Yet was I content even then? Good heavens, no! There were many beautiful things yet to be, and the glory of His gifts just lies in this—that there is always something better to come. This great bran-pie of the earth never gives to our little groping hands its best present. There is always something more. Your heart’s desire is given you, but at the moment of giving your heart is enlarged, and you ask for something better yet. And if you want it enough, you get it. The only difficulty is to want enough. For you are not given, so I take it, things that you have not really desired. All sorts of bonuses come in, pleasant surprises, but the solid dividend is for the man who wills. There are fluctuations, of course, but to look upwards, without doubt, is a gilt-edged affair. I correct that. The edge is gilt, and so is the rest of it, and the gilt is laid over gold.

It was thus that I looked from the top of the Beacon, with the mist of the song of the invisible skylarks all round, and the blazing reflection of the windows of our room in the valley; and there among the skylarks it seemed that Legs joined me. It was of no use to deny he was there, simply because it was silly to deny it. There is a French word—revenant—to express his presence, but even the solidity of that word failed to do justice. He had never gone away, and so he could never have come back. He was with us all the time, and rejoiced in the arrangement of the nursery, even as he had been so hopelessly amused at the correctness of Mr. Holmes on the morning of his funeral.

And at the moment of this I expected the ‘open vision.’ Life, and death, and birth, the three great facts, were so near realization. Again I expected to see Pan peep over the brow of the Beacon, and to hear a flute-like song that was not of skylarks. I was ready—dear God, I was ready.

So I thought for the moment, but before the next had beaten I knew I was not. I wanted more—more of this divine world, more of what the next few months will bring. Should all be well when summer comes, I think I would choose to die now. And the moment I thought that I knew its unreality. I want to live through the beautiful years that will come. I want to have a son at Eton or a daughter who turns the heads of eligible youths. I want both, and more than both. Die! Who talked of that? I want to have a full nursery. I want to see Helen old and grey-headed, with grandchildren round her, and herself the youngest of them all. I want to live through the whole of this beautiful life till old age; and though that is called the winter of life, there is no need that it should be so. The last day of a man of eighty should be the most luxuriant of autumn, before the touch of winter has blackened the flowers; for it is only the thought of death that makes us think of old age and winter together, and the thought that does that conceives falsely of death.

So, anyhow, it seemed to me on this midsummer morning of March. I knew that all that was was kind. Pan smiled without cruelty, and if he smiled from the cross, it was from the throne of ineffable light that he smiled also.

One by one the skylarks, sated with song, dropped down again to the sunlit down. Dawn had passed, and day had come, and—oh, bathos of bathos!—I was so hungry. If I had given but ten minutes to the ascent, I made but five of the reversed journey, and designed an early breakfast to make existence possible till Helen came down; for it was yet not long after seven, and a Sahara of starvation lay between me and bacon. Yet, though I have said that this was bathos, I do not know that I really think so, since in this delightful muddle of life everything is so inextricably intertwined that bathos of some kind invariably is the sequel of all high adventure. The great scene is played, the sublime thing said, and then you have tea or take a ticket for somewhere. So I confess only to literary bathos, and to disarm the critic I may state that these quiet chronicles are not supposed to be literary at all, but merely the plain account of quiet things as they happened.

So I lingered for a moment after the knee-shaking descent was over to talk for a little, but not for long, with the river. There was a great trout just below the bridge, and I am sure he knew it was still March, for he wagged his impudent head at me, saying: ‘I am perfectly safe.
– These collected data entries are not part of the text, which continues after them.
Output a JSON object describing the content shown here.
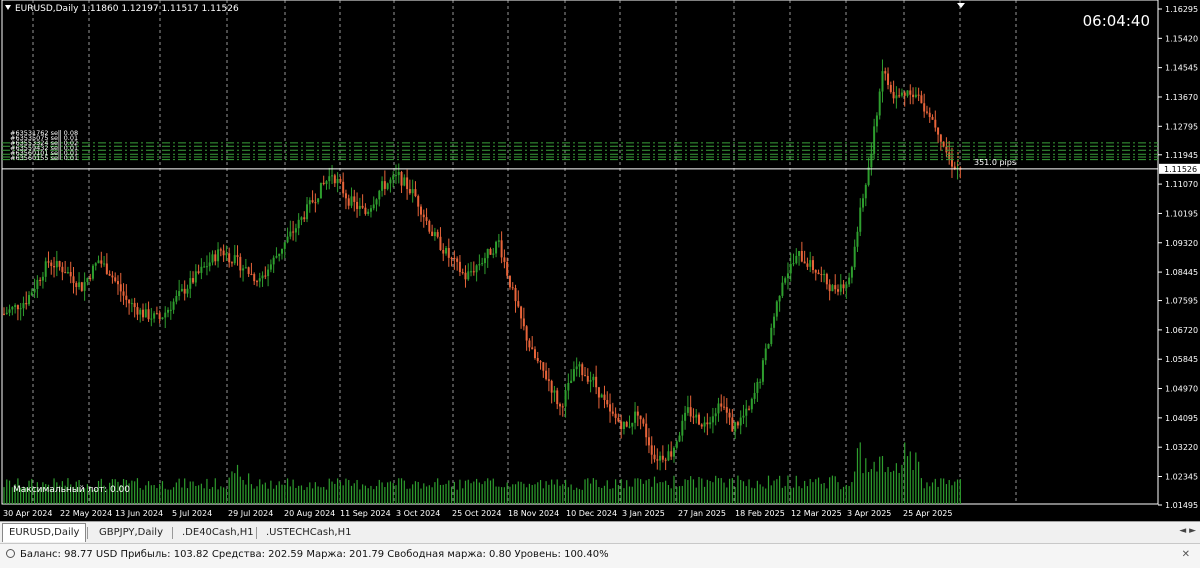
{
  "chart": {
    "header": "EURUSD,Daily  1.11860 1.12197 1.11517 1.11526",
    "clock": "06:04:40",
    "max_lot_label": "Максимальный лот: 0.00",
    "pips_label": "351.0 pips",
    "current_price": "1.11526",
    "price_labels": [
      "1.16295",
      "1.15420",
      "1.14545",
      "1.13670",
      "1.12795",
      "1.11945",
      "1.11070",
      "1.10195",
      "1.09320",
      "1.08445",
      "1.07595",
      "1.06720",
      "1.05845",
      "1.04970",
      "1.04095",
      "1.03220",
      "1.02345",
      "1.01495"
    ],
    "date_labels": [
      "30 Apr 2024",
      "22 May 2024",
      "13 Jun 2024",
      "5 Jul 2024",
      "29 Jul 2024",
      "20 Aug 2024",
      "11 Sep 2024",
      "3 Oct 2024",
      "25 Oct 2024",
      "18 Nov 2024",
      "10 Dec 2024",
      "3 Jan 2025",
      "27 Jan 2025",
      "18 Feb 2025",
      "12 Mar 2025",
      "3 Apr 2025",
      "25 Apr 2025"
    ],
    "order_labels": [
      "#63531762 sell 0.08",
      "#63535075 sell 0.01",
      "#63553324 sell 0.02",
      "#63559432 sell 0.01",
      "#63560101 sell 0.01",
      "#63560155 sell 0.01"
    ],
    "colors": {
      "bull": "#2e9e2e",
      "bear": "#e8643a",
      "grid": "#c8c8c8",
      "order_line": "#3aa03a",
      "volume": "#2e9e2e",
      "price_line": "#ffffff"
    },
    "price_range": [
      1.01495,
      1.16295
    ],
    "anchor_points": [
      [
        0,
        1.072
      ],
      [
        8,
        1.076
      ],
      [
        16,
        1.0875
      ],
      [
        22,
        1.085
      ],
      [
        28,
        1.08
      ],
      [
        34,
        1.088
      ],
      [
        38,
        1.0845
      ],
      [
        44,
        1.076
      ],
      [
        50,
        1.072
      ],
      [
        56,
        1.0705
      ],
      [
        62,
        1.0765
      ],
      [
        70,
        1.084
      ],
      [
        78,
        1.091
      ],
      [
        86,
        1.086
      ],
      [
        92,
        1.0815
      ],
      [
        100,
        1.092
      ],
      [
        106,
        1.099
      ],
      [
        112,
        1.107
      ],
      [
        118,
        1.114
      ],
      [
        124,
        1.106
      ],
      [
        130,
        1.102
      ],
      [
        136,
        1.11
      ],
      [
        142,
        1.113
      ],
      [
        148,
        1.107
      ],
      [
        154,
        1.096
      ],
      [
        160,
        1.089
      ],
      [
        166,
        1.083
      ],
      [
        172,
        1.088
      ],
      [
        178,
        1.0935
      ],
      [
        184,
        1.075
      ],
      [
        190,
        1.06
      ],
      [
        196,
        1.052
      ],
      [
        200,
        1.044
      ],
      [
        206,
        1.056
      ],
      [
        212,
        1.052
      ],
      [
        218,
        1.042
      ],
      [
        224,
        1.038
      ],
      [
        228,
        1.043
      ],
      [
        234,
        1.029
      ],
      [
        240,
        1.0305
      ],
      [
        246,
        1.043
      ],
      [
        252,
        1.039
      ],
      [
        258,
        1.046
      ],
      [
        262,
        1.038
      ],
      [
        268,
        1.043
      ],
      [
        272,
        1.053
      ],
      [
        280,
        1.0825
      ],
      [
        286,
        1.0895
      ],
      [
        292,
        1.085
      ],
      [
        298,
        1.0795
      ],
      [
        304,
        1.082
      ],
      [
        308,
        1.102
      ],
      [
        312,
        1.12
      ],
      [
        316,
        1.145
      ],
      [
        320,
        1.136
      ],
      [
        326,
        1.139
      ],
      [
        332,
        1.133
      ],
      [
        336,
        1.127
      ],
      [
        340,
        1.118
      ],
      [
        343,
        1.1153
      ]
    ]
  },
  "tabs": [
    "EURUSD,Daily",
    "GBPJPY,Daily",
    ".DE40Cash,H1",
    ".USTECHCash,H1"
  ],
  "tabs_nav": "◄ ►",
  "status": {
    "text": "Баланс: 98.77 USD  Прибыль: 103.82  Средства: 202.59  Маржа: 201.79  Свободная маржа: 0.80  Уровень: 100.40%",
    "close": "✕"
  }
}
I shall eat steadily till April, and then observe your silly flies with a contemptuous eye.’ And though he was a three-pounder at least, I bore him no grudge. I don’t think I wanted to kill anything that morning.

Then I crossed the further field, and came down into the rose-garden, still meditating on the immediate assuagement of hunger. But then I saw who stood there, and I meditated on this no more; for she was there.

‘I got up early,’ she said, ‘and found you had already gone. Oh, good-morning! I forgot.’

‘I shall never forget the goodness of this morning,’ said I.